How to Work With Clients When Brand Colors Aren’t Accessible
After 25 years building websites, I’ve had this conversation countless times: “We love our brand colors, but they don’t pass WCAG contrast requirements. What do we do?”
It’s a genuinely difficult situation. Brand colors aren’t arbitrary—they’re often tied to organizational identity, recognition, and sometimes even founder passion. But when those colors fail contrast ratios, they create real barriers for users with visual impairments.
The good news? You don’t have to choose between brand identity and accessibility. Here are proven strategies from real projects.
Strategic Approaches for Inaccessible Brand Colors
1. Adjust Typography Instead of Color
One of our clients had an orange color they were known for—it’s in their logo, marketing materials, everywhere. The problem? When used with white text on buttons, the contrast ratio barely failed WCAG AA requirements.
The solution was simpler than expected: we used bolder, larger fonts for CTAs and buttons with that orange background. The increased font weight and size brought the contrast ratio above the 3:1 threshold for large text, and the brand’s signature orange stayed intact. No color changes required.
2. Create Accessible Variations for Digital Use
Another client had a well-recognized bright green used throughout their branding and logo.

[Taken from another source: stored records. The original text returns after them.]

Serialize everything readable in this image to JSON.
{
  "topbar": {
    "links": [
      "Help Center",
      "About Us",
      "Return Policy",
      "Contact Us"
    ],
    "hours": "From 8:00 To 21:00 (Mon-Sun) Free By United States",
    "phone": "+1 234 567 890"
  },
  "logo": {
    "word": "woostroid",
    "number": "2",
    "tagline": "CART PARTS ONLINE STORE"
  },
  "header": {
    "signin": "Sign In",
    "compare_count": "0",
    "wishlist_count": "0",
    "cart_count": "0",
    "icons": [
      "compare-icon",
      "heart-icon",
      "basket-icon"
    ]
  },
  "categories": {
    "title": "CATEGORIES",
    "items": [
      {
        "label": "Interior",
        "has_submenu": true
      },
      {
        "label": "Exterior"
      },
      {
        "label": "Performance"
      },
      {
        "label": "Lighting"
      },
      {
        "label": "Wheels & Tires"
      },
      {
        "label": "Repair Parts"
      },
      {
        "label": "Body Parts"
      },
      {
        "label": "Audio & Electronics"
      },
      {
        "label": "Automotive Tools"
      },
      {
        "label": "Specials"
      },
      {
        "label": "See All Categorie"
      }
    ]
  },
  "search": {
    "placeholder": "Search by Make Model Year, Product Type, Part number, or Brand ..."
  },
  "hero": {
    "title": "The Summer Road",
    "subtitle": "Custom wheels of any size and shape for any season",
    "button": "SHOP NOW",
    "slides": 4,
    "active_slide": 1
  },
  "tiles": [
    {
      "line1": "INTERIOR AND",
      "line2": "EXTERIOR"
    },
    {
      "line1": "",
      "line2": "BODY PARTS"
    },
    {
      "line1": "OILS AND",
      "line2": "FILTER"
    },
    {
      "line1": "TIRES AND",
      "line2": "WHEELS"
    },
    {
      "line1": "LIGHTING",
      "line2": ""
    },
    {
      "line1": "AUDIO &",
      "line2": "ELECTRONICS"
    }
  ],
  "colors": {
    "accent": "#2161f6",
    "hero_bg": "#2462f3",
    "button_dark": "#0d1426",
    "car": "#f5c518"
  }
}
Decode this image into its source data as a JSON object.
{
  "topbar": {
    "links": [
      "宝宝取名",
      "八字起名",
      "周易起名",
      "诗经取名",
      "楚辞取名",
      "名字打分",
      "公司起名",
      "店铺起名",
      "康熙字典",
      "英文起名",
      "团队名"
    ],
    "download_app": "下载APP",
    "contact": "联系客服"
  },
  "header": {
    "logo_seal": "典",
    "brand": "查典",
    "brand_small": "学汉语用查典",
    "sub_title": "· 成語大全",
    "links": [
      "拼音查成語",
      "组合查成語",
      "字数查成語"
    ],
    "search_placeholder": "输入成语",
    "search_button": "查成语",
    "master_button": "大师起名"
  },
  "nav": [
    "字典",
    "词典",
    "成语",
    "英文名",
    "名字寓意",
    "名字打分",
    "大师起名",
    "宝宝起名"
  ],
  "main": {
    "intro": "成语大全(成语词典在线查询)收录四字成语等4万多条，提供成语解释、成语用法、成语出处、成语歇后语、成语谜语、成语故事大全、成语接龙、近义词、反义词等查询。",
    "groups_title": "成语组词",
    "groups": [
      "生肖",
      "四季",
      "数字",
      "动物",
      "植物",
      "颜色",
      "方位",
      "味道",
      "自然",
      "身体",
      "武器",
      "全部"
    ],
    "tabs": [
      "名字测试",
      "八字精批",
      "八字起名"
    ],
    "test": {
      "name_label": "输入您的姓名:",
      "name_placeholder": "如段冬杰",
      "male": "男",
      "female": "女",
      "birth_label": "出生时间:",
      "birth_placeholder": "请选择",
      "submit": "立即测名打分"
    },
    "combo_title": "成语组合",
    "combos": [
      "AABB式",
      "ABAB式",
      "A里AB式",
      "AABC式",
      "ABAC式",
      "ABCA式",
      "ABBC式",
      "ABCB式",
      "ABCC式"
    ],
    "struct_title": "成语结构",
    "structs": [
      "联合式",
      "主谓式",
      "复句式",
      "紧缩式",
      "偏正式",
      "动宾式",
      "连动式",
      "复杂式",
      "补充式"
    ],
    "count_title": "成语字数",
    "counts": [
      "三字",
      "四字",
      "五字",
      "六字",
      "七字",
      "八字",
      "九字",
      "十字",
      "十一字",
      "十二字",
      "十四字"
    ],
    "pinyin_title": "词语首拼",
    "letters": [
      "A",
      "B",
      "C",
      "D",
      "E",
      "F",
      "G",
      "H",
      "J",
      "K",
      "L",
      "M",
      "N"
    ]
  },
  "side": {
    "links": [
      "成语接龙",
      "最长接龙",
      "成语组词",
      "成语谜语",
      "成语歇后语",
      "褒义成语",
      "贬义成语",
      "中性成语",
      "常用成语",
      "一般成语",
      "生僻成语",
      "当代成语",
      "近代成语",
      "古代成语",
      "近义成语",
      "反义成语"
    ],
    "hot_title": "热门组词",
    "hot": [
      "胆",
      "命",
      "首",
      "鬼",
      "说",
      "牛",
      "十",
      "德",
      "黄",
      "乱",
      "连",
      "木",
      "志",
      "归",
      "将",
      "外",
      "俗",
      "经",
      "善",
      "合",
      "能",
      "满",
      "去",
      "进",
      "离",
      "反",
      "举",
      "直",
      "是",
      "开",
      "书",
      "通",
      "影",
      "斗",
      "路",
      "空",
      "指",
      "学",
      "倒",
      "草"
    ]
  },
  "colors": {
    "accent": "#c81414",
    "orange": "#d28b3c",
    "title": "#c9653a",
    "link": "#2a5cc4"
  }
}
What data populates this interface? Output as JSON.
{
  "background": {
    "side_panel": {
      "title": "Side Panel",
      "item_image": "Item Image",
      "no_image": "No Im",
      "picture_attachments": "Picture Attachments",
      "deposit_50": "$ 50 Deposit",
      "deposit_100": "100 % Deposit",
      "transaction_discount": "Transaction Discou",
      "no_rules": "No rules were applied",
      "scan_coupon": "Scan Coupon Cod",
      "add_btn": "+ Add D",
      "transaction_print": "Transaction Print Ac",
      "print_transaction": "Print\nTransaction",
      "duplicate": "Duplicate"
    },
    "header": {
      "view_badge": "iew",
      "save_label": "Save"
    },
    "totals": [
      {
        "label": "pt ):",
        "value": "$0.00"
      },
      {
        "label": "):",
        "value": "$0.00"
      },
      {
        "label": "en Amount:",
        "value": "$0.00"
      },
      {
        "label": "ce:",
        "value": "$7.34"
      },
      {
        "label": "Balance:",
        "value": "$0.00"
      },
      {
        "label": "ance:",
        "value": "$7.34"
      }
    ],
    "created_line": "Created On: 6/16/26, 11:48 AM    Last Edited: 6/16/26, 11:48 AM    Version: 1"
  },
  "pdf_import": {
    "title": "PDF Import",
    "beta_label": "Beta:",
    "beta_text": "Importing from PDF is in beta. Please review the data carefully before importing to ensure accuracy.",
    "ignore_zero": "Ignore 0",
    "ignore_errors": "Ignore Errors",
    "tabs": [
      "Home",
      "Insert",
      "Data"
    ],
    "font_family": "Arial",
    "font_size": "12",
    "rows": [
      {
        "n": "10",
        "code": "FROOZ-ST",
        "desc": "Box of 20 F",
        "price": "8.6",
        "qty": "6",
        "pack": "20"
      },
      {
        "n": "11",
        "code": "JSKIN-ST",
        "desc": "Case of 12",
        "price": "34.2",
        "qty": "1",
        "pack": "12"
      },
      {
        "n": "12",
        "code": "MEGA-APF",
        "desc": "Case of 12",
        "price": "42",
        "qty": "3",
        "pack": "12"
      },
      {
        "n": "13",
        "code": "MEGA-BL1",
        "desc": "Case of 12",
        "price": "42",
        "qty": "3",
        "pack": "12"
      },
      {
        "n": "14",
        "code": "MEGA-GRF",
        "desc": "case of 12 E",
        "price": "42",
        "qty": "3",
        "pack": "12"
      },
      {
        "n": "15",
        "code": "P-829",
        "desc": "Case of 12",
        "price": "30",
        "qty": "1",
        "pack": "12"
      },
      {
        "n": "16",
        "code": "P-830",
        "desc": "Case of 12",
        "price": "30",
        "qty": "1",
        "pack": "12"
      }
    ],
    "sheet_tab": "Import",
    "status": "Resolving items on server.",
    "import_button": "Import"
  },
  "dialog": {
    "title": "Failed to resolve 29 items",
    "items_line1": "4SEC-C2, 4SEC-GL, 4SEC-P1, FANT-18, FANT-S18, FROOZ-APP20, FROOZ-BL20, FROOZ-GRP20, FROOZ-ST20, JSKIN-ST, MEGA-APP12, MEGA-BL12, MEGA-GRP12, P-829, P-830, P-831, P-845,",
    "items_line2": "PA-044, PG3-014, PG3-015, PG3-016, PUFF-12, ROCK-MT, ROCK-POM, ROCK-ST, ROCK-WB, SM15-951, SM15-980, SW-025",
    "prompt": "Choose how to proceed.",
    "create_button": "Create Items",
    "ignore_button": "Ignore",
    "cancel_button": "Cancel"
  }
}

Beautiful color, terrible contrast for backgrounds where text is used.
We solved this by developing a slightly darker green specifically for areas needing to pass contrast requirements—headers, text blocks, interactive elements. Their logo and decorative elements kept the original bright green for brand recognition, while the darker variation handled the heavy lifting of actual readability.
The key was documenting both colors in their updated brand guide with clear use cases for each.
3. Use as Accent Colors Only
When brand colors can’t be modified and typography adjustments won’t work, reserve them for decorative elements—borders, icons, dividers, or backgrounds paired with high-contrast neutral text. Your brand remains visible without compromising readability.
4. Build Comprehensive Brand Color Matrices
This is the approach that prevents ongoing problems. One of our clients kept having issues where staff and contractors would create designs that failed contrast testing. The problem wasn’t the colors themselves—it was that designers didn’t understand which exact brand color combinations were acceptable.
We updated their brand guide with a grid showing all possible color combinations between their brand palette, along with the contrast ratio for each pairing. Designers could instantly see which combinations worked for large text, which worked for small text, and which failed entirely.
This transformed their brand guide from a color reference into an actual accessibility tool. No more failed designs, no more last-minute fixes, no more frustrated designers wondering why their work was being rejected.
Having the Brand Conversation
This is where client relationships get tested. Start by acknowledging the emotional investment in brand colors—don’t dismiss it. Many organizations have deep connections to their palette, whether it’s tied to a founder’s vision, years of market recognition, or cultural significance.
Then educate them on the risks: legal liability, user exclusion, and search ranking penalties. Frame accessibility as brand protection, not brand compromise.
Share that 15% of the global population has disabilities, representing a massive audience segment their current colors may be excluding. Inaccessible colors don’t just create legal risk—they actively prevent potential customers, donors, or constituents from engaging with their organization.
Most importantly, come prepared with solutions. Don’t just tell clients their colors fail—show them the accessible alternatives you’ve already researched. Bring mockups demonstrating how the adjustments look. This transforms a problem conversation into a partnership conversation.
The Brand Guide Update
Once you’ve agreed on accessible color strategies, document everything in an updated brand guide section specifically addressing digital accessibility:
- Approved color combinations with tested contrast ratios
- Typography specifications that enable borderline colors to pass
- Where each brand color can and cannot be used
- Complementary accessible colors for digital applications
- Color combination matrix showing all passing pairings
- Examples showing correct and incorrect implementations
This documentation protects both you and your client. It gives content creators and future developers clear guidance, preventing accessibility issues from creeping back into the site over time. It also eliminates the endless back-and-forth of “can I use this color here?”—the brand guide becomes the single source of truth.
Testing Your Approach
Tools like Insi’s color contrast analysis make testing these strategies straightforward. You can see exact contrast ratios, event for text over images, and verify that your solutions actually pass WCAG standards—not just theoretically, but as they’ll appear to real users with the specific typography and context you’re using.
The goal isn’t perfection in the first iteration. It’s creating a systematic approach that respects brand identity while prioritizing inclusive design.